Le gouvernement a affirmé que des couloirs humanitaires avaient été ouverts pour permettre aux civils de quitter la région de Wanni en toute sécurité, mais les informations qui sont parvenues à Amnesty International faisaient uniquement mention d’un libre passage au poste de contrôle d’Omanthai. Aux termes du droit international, le gouvernement doit veiller à ce que la population sache où se trouvent ces couloirs et comment s’y rendre.

Complément d’information

Le gouvernement a annoncé lundi 8 septembre qu’il ne pouvait plus garantir la sécurité des travailleurs humanitaires dans la région et il a demandé aux Nations unies et au personnel des agences humanitaires de se rendre en territoire sous contrôle gouvernemental.

Aux termes du droit international humanitaire, le gouvernement sri-lankais et les LTTE sont tenus de traiter avec humanité, en tout temps et sans discrimination aucune, les personnes ne participant pas de manière active aux hostilités. En plus d’interdire les attaques directes contre ces personnes ou les attaques aveugles, cette disposition inclut l’obligation de veiller à ce que l’aide humanitaire parvienne à tous ceux qui en ont besoin.

Les Nations unies ont commencé à transférer leur personnel international de Kilinochchi vers Vavuniya, sous contrôle gouvernemental.

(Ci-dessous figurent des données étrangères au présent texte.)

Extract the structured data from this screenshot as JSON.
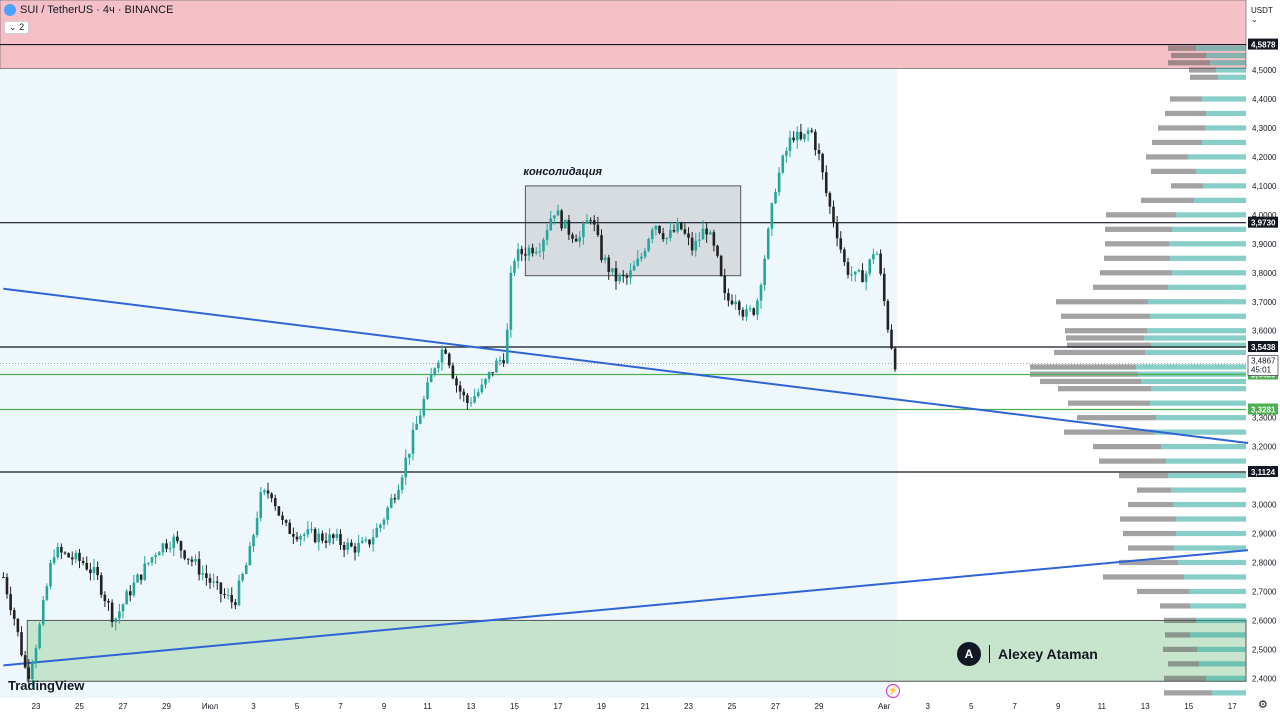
{
  "header": {
    "title": "SUI / TetherUS · 4ч · BINANCE",
    "indicator_count": "2",
    "currency": "USDT",
    "currency_caret": "⌄"
  },
  "branding": {
    "logo": "TradingView",
    "author": "Alexey Ataman",
    "author_mark": "A"
  },
  "colors": {
    "up": "#26a69a",
    "down": "#222222",
    "resistance_zone": "#f5b5bd",
    "support_zone": "#b9dfc0",
    "history_bg": "#eef7fc",
    "trendline": "#2f63d6",
    "green_level": "#4caf50",
    "black_level": "#131722"
  },
  "chart_data": {
    "type": "candlestick",
    "symbol": "SUI / TetherUS",
    "timeframe": "4ч",
    "exchange": "BINANCE",
    "y_axis": {
      "range": [
        2.36,
        4.6
      ],
      "ticks": [
        "4,5000",
        "4,4000",
        "4,3000",
        "4,2000",
        "4,1000",
        "4,0000",
        "3,9000",
        "3,8000",
        "3,7000",
        "3,6000",
        "3,3000",
        "3,2000",
        "3,0000",
        "2,9000",
        "2,8000",
        "2,7000",
        "2,6000",
        "2,5000",
        "2,4000"
      ],
      "tick_values": [
        4.5,
        4.4,
        4.3,
        4.2,
        4.1,
        4.0,
        3.9,
        3.8,
        3.7,
        3.6,
        3.3,
        3.2,
        3.0,
        2.9,
        2.8,
        2.7,
        2.6,
        2.5,
        2.4
      ]
    },
    "x_axis": {
      "ticks": [
        "23",
        "25",
        "27",
        "29",
        "Июл",
        "3",
        "5",
        "7",
        "9",
        "11",
        "13",
        "15",
        "17",
        "19",
        "21",
        "23",
        "25",
        "27",
        "29",
        "Авг",
        "3",
        "5",
        "7",
        "9",
        "11",
        "13",
        "15",
        "17"
      ],
      "tick_days": [
        -8,
        -6,
        -4,
        -2,
        0,
        2,
        4,
        6,
        8,
        10,
        12,
        14,
        16,
        18,
        20,
        22,
        24,
        26,
        28,
        31,
        33,
        35,
        37,
        39,
        41,
        43,
        45,
        47
      ]
    },
    "levels": [
      {
        "label": "4,5878",
        "value": 4.5878,
        "kind": "black"
      },
      {
        "label": "3,9730",
        "value": 3.973,
        "kind": "black"
      },
      {
        "label": "3,5438",
        "value": 3.5438,
        "kind": "black"
      },
      {
        "label": "3,4489",
        "value": 3.4489,
        "kind": "green"
      },
      {
        "label": "3,3281",
        "value": 3.3281,
        "kind": "green"
      },
      {
        "label": "3,1124",
        "value": 3.1124,
        "kind": "black"
      }
    ],
    "current_price": {
      "label": "3,4867",
      "value": 3.4867,
      "countdown": "45:01"
    },
    "zones": [
      {
        "name": "resistance",
        "from": 4.505,
        "to": 4.75
      },
      {
        "name": "support",
        "from": 2.39,
        "to": 2.6
      }
    ],
    "consolidation": {
      "label": "консолидация",
      "day_from": 14.5,
      "day_to": 24.4,
      "from": 3.79,
      "to": 4.1
    },
    "trendlines": [
      {
        "from": {
          "day": -9.5,
          "price": 3.745
        },
        "to": {
          "day": 48.5,
          "price": 3.205
        }
      },
      {
        "from": {
          "day": -9.5,
          "price": 2.445
        },
        "to": {
          "day": 48.5,
          "price": 2.848
        }
      }
    ],
    "candle_start_day": -9.5,
    "candles_per_day": 6,
    "close_anchors": [
      [
        -9.5,
        2.75
      ],
      [
        -9.0,
        2.61
      ],
      [
        -8.4,
        2.4
      ],
      [
        -7.9,
        2.55
      ],
      [
        -7.2,
        2.84
      ],
      [
        -6.5,
        2.82
      ],
      [
        -5.8,
        2.8
      ],
      [
        -5.2,
        2.75
      ],
      [
        -4.4,
        2.6
      ],
      [
        -3.7,
        2.7
      ],
      [
        -3.0,
        2.78
      ],
      [
        -2.4,
        2.85
      ],
      [
        -1.7,
        2.88
      ],
      [
        -1.0,
        2.82
      ],
      [
        -0.3,
        2.76
      ],
      [
        0.4,
        2.7
      ],
      [
        1.1,
        2.66
      ],
      [
        1.8,
        2.82
      ],
      [
        2.3,
        3.02
      ],
      [
        2.8,
        3.05
      ],
      [
        3.4,
        2.92
      ],
      [
        4.1,
        2.9
      ],
      [
        4.9,
        2.89
      ],
      [
        5.7,
        2.88
      ],
      [
        6.5,
        2.85
      ],
      [
        7.2,
        2.86
      ],
      [
        7.9,
        2.94
      ],
      [
        8.6,
        3.06
      ],
      [
        9.2,
        3.2
      ],
      [
        9.8,
        3.35
      ],
      [
        10.4,
        3.5
      ],
      [
        10.8,
        3.55
      ],
      [
        11.3,
        3.42
      ],
      [
        11.8,
        3.35
      ],
      [
        12.5,
        3.4
      ],
      [
        13.1,
        3.48
      ],
      [
        13.6,
        3.52
      ],
      [
        13.9,
        3.85
      ],
      [
        14.6,
        3.88
      ],
      [
        15.2,
        3.9
      ],
      [
        15.8,
        4.02
      ],
      [
        16.4,
        3.95
      ],
      [
        17.0,
        3.92
      ],
      [
        17.5,
        4.0
      ],
      [
        18.0,
        3.86
      ],
      [
        18.6,
        3.78
      ],
      [
        19.2,
        3.78
      ],
      [
        19.8,
        3.85
      ],
      [
        20.4,
        3.98
      ],
      [
        21.0,
        3.92
      ],
      [
        21.6,
        3.96
      ],
      [
        22.2,
        3.88
      ],
      [
        22.8,
        3.96
      ],
      [
        23.3,
        3.85
      ],
      [
        23.7,
        3.7
      ],
      [
        24.2,
        3.72
      ],
      [
        24.6,
        3.65
      ],
      [
        25.1,
        3.68
      ],
      [
        25.6,
        3.9
      ],
      [
        26.0,
        4.1
      ],
      [
        26.4,
        4.2
      ],
      [
        26.8,
        4.28
      ],
      [
        27.2,
        4.25
      ],
      [
        27.6,
        4.3
      ],
      [
        28.0,
        4.2
      ],
      [
        28.4,
        4.05
      ],
      [
        28.8,
        3.95
      ],
      [
        29.2,
        3.82
      ],
      [
        29.7,
        3.78
      ],
      [
        30.2,
        3.8
      ],
      [
        30.6,
        3.9
      ],
      [
        30.9,
        3.75
      ],
      [
        31.2,
        3.6
      ],
      [
        31.5,
        3.49
      ]
    ],
    "volume_profile": {
      "row_height": 0.025,
      "bins": [
        [
          4.575,
          28,
          50
        ],
        [
          4.55,
          35,
          40
        ],
        [
          4.525,
          42,
          36
        ],
        [
          4.5,
          27,
          30
        ],
        [
          4.475,
          28,
          28
        ],
        [
          4.4,
          32,
          44
        ],
        [
          4.35,
          41,
          40
        ],
        [
          4.3,
          47,
          41
        ],
        [
          4.25,
          50,
          44
        ],
        [
          4.2,
          42,
          58
        ],
        [
          4.15,
          45,
          50
        ],
        [
          4.1,
          32,
          43
        ],
        [
          4.05,
          53,
          52
        ],
        [
          4.0,
          70,
          70
        ],
        [
          3.95,
          67,
          74
        ],
        [
          3.9,
          64,
          77
        ],
        [
          3.85,
          66,
          76
        ],
        [
          3.8,
          72,
          74
        ],
        [
          3.75,
          75,
          78
        ],
        [
          3.7,
          92,
          98
        ],
        [
          3.65,
          89,
          96
        ],
        [
          3.6,
          82,
          99
        ],
        [
          3.575,
          78,
          102
        ],
        [
          3.55,
          84,
          95
        ],
        [
          3.525,
          91,
          101
        ],
        [
          3.475,
          106,
          110
        ],
        [
          3.45,
          108,
          108
        ],
        [
          3.425,
          101,
          105
        ],
        [
          3.4,
          93,
          95
        ],
        [
          3.35,
          82,
          96
        ],
        [
          3.3,
          79,
          90
        ],
        [
          3.25,
          90,
          92
        ],
        [
          3.2,
          68,
          85
        ],
        [
          3.15,
          67,
          80
        ],
        [
          3.1,
          49,
          78
        ],
        [
          3.05,
          34,
          75
        ],
        [
          3.0,
          45,
          73
        ],
        [
          2.95,
          56,
          70
        ],
        [
          2.9,
          53,
          70
        ],
        [
          2.85,
          46,
          72
        ],
        [
          2.8,
          59,
          68
        ],
        [
          2.75,
          81,
          62
        ],
        [
          2.7,
          52,
          57
        ],
        [
          2.65,
          30,
          56
        ],
        [
          2.6,
          32,
          50
        ],
        [
          2.55,
          25,
          56
        ],
        [
          2.5,
          34,
          49
        ],
        [
          2.45,
          31,
          47
        ],
        [
          2.4,
          42,
          40
        ],
        [
          2.35,
          48,
          34
        ]
      ]
    }
  }
}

Le Comité international de la Croix-Rouge a déclaré qu’il prévoyait de continuer à venir en aide à ceux qui en avaient besoin, quel que soit l’endroit où ils se trouvaient.

L’armée sri-lankaise a lancé une grande offensive pour réinvestir des zones du nord et de l’est du pays passées sous contrôle des LTTE. Des familles ont été déplacées à plusieurs reprises pour échapper aux bombardements aériens des forces gouvernementales.